By Narbeh Minassian
The Joffrey Ballet School has a prestige that translates throughout the world, and after a direct and concise conversation with the executive director, Christopher D’Addario, it is not difficult to understand how this reputation has been upheld. Here is a man whose enthusiasm is matched by his know-how, whose passion is deeply rooted purely in ballet. His vision is to make this all too envied art-form accessible to male and female dancers of all ages and of all abilities, all under an exclusively world class tutelage. This is the rasion d’être of an institution established more than half a century ago by Robert Joffrey and Gerald Arpino, and now with Christopher D’Addario at the helm, there are sturdy and skillful hands guiding this titanic of ballet schools.

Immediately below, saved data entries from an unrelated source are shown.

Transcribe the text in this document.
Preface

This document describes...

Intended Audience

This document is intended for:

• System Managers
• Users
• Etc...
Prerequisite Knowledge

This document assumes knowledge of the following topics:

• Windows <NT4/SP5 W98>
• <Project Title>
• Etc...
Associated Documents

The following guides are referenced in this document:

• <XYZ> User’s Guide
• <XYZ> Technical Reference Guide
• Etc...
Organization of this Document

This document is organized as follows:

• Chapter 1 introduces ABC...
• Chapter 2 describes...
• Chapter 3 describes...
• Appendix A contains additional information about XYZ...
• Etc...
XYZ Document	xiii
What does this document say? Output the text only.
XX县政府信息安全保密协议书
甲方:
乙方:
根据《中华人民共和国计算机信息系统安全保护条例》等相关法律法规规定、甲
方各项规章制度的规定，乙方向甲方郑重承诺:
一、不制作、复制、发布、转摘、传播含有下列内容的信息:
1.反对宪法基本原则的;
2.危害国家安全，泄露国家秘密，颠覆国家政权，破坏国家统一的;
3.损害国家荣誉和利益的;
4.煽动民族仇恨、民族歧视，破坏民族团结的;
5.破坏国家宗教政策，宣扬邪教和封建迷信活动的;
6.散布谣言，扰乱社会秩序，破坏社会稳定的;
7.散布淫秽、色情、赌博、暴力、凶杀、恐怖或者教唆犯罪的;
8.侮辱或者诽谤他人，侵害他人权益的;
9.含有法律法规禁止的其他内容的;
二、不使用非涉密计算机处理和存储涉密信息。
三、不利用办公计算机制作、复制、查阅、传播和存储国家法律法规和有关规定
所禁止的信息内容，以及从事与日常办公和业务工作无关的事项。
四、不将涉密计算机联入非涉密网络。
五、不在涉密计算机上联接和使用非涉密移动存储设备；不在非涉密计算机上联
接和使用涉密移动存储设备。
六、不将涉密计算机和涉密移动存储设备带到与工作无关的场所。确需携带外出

Now, perhaps more than any recent year, is an exciting time for the school as they are taking the relatively novel step of expanding the children’s Young Dancer Program for The Nutcracker. This move entails an opportunity for even the most inexperienced of ballet dancers to perform in and be a part of the fall production of The Nutcracker in a major Manhattan theater. The Joffrey Ballet School adheres to a ‘family-centric’ policy, to quote D’Addario, and so the spring production of Snow White will follow on from the approach to the show in the fall by selecting novice and seasoned ballet dancers alike, ranging all ages from as young as three years old right up to seventeen. This is a decision that is bound to generate excitement amongst all the dancers.
Such anticipation has been heightened even further still after a recent agreement confirmed none other than Cirque du Soleil as a partner of this institution. This has led to a summer intensive at the University of California Northridge, where Mia Michaels and Mandy Moore -from ‘So You Think You can Dance?’- both teach thirty children in class, gearing them towards performing in the Cirque du Soleil itself. While this is a fantastic opportunity, the school does not seem to be satisfied with the sole summer intensive plan and has one instructed by Jamal Simms in Georgia, as well as in Florence, Italy and an exclusive place at the renowned Bolshoi Ballet Academy in Russia.
The Joffrey Ballet School is proud of what D’Addaro calls its ‘worldwide footprint’, with dancers from Australia, China, Japan, Spain, Italy, and South America all vying for a place at this establishment. Their summer intensive programs are highly sought after, with ten thousand auditions competing for relatively limited space; above all, their elite dancing class is highly selective, more so than any similar school. Statistics are not always the most reliable basis for support and are often vulnerable to interpretation, but the fact that 60% of their graduates graduate with jobs surely confirms that this competition is there for a good reason. Perhaps the ultimate aim for any student at the school is to eventually qualify for the touring company program, comprised of top-level trainees who are paid to tour the nation.
Ballet is one of those rare disciplines that combines the physical fitness of an athlete, the charisma of a thespian, and the concentration and skill of a musician. It is therefore not only one of the more difficult talents to learn, but also to teach. With this in mind, committed and capable instruction is essential, and with a leader that loves and knows ballet as much as Christopher D’Addoro, you would be hard-pressed to find a better place than Joffrey’s Ballet School.